Read today’s International Herald Tribune (IHT) article [New York Times story here] about the stunning debut of PetroChina on the Shanghai Exchange and it’s a certainty that China’s largest producer of oil and gas just took over Exxon as the world’s largest company by market capitalization.
But not so fast, says Andrew Batson in today’s Wall Street Journal [subscription story here]. A veteran journalist who has lived in China for 10 years and understands the country’s complexities as well as any journalist, Batson (who joined Gov Engler and the ACTPN delegation for breakfast on Tuesday in Beijing) points out:
The soaring valuations put on PetroChina and other Chinese-listed companies seem to say more about the problems and idiosyncrasies of China’s market than the performance of the companies themselves.
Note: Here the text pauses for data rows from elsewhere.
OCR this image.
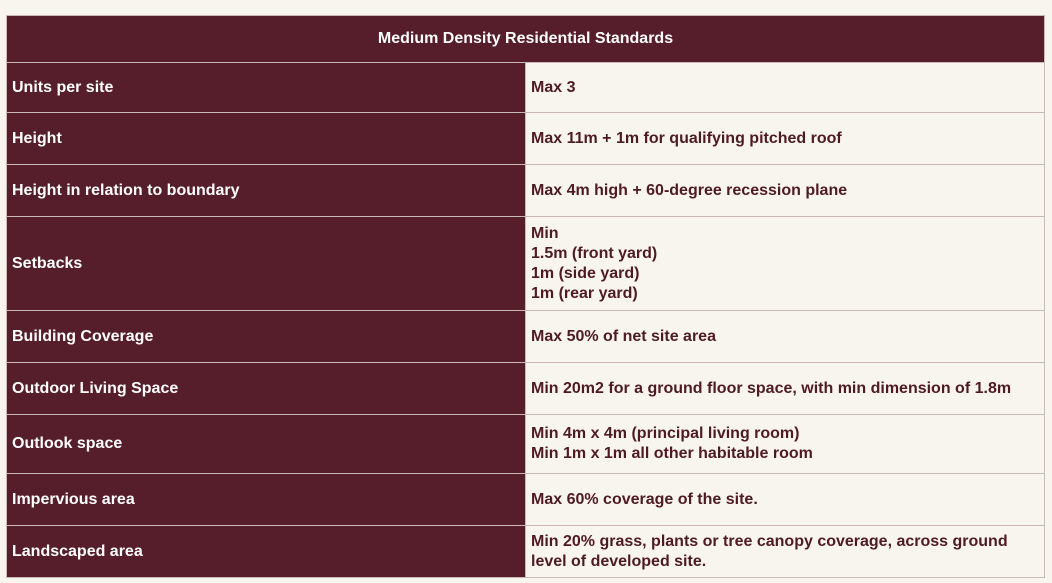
Medium Density Residential Standards	
Units per site	Max 3

Height	Max 11m + 1m for qualifying pitched roof

Height in relation to boundary	Max 4m high + 60-degree recession plane

Setbacks	Min
1.5m (front yard)
1m (side yard)
1m (rear yard)

Building Coverage	Max 50% of net site area

Outdoor Living Space	Min 20m2 for a ground floor space, with min dimension of 1.8m

Outlook space	Min 4m x 4m (principal living room)
Min 1m x 1m all other habitable room

Impervious area	Max 60% coverage of the site.

Landscaped area	Min 20% grass, plants or tree canopy coverage, across ground level of developed site.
In fact, it is very difficult to determine the real value of Chinese government-controlled companies like PetroChina.[These companies have] complicated corporate structures that keep most of their shares locked up in government hands, with the few that are publicly traded spread across different markets. The scarcity can drive up prices. And the problem is compounded by China’s capital controls, which can cause domestic prices to differ greatly from those on other markets.
Batson points out that only 2.2 percent of PetroChina’s shares were made available during yesterday’s IPO. Those shares nearly tripled in price, from 16.70 yuan to 43.96 yuan, or about US$5.90 each,
If you’re into fuzzy math, like the IHT and apply that price to all of PetroChina’s shares, the company would have a market capitalization of around $1.08 trillion, twice that of Exxon. But Batson (and the Journal) live in the real world, where we calculate the figures we have, not those PetroChina wants!
About 86 percent of PetroChina’s shares are held by its state-owned parent and don’t trade on any exchange, and it is hard to know what price they would fetch if all of them were actually to come to market…
Another way of valuing the company would be to apply prices only to what investors can actually buy and sell — the so-called free float. The total value of PetroChina’s publicly traded shares is about $72.5 billion. That’s still large, but nowhere close to Exxon Mobil.
Thank you for the clarification Mr. Batson, and reminding us the world’s largest company still hails from the good ol’ U.S.A.